Publication Date: January 1, 2024

Nguyen, Minh & Nguyen, Toan & KC, Kishan & Zhang, Zeyu & Vu, Thuy. (2024). Reinforcement Learning from Answer Reranking Feedback for Retrieval-Augmented Answer Generation. 4044-4048. 10.21437/Interspeech.2024-2147.


Retrieval-augmented generation (RAG) is a method to improve accuracy and reliability of large language models (LLMs) for open-domain question answering (ODQA).

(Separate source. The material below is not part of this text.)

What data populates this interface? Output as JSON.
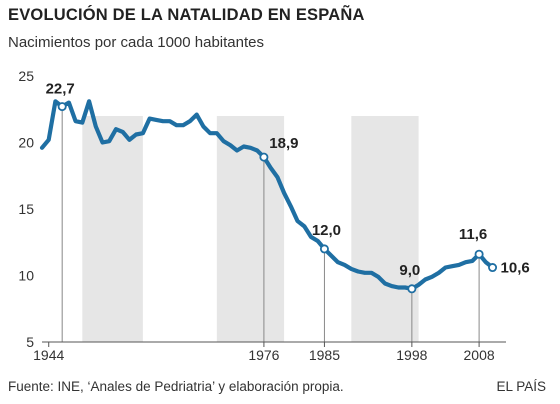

Traditional approaches rely on supervised learning, which can result in misaligned user intent and system output. Reinforcement learning from human feedback (RLHF) addresses this issue by training a reward model using human preference feedback. In this work, we introduce a novel RLHF framework for ODQA, leveraging existing large-scale answer reranking datasets for training a reward model. In particular, our reward model for ODQA plays two complementary roles:(i) providing ranking scores as rewards for PPO, and (ii) retrieving relevant facts that enable the ODQA system to formulate a factual answer. Experimental results indicate that our proposed framework is effective for RLHF, leading to near-expert performance for ODQA.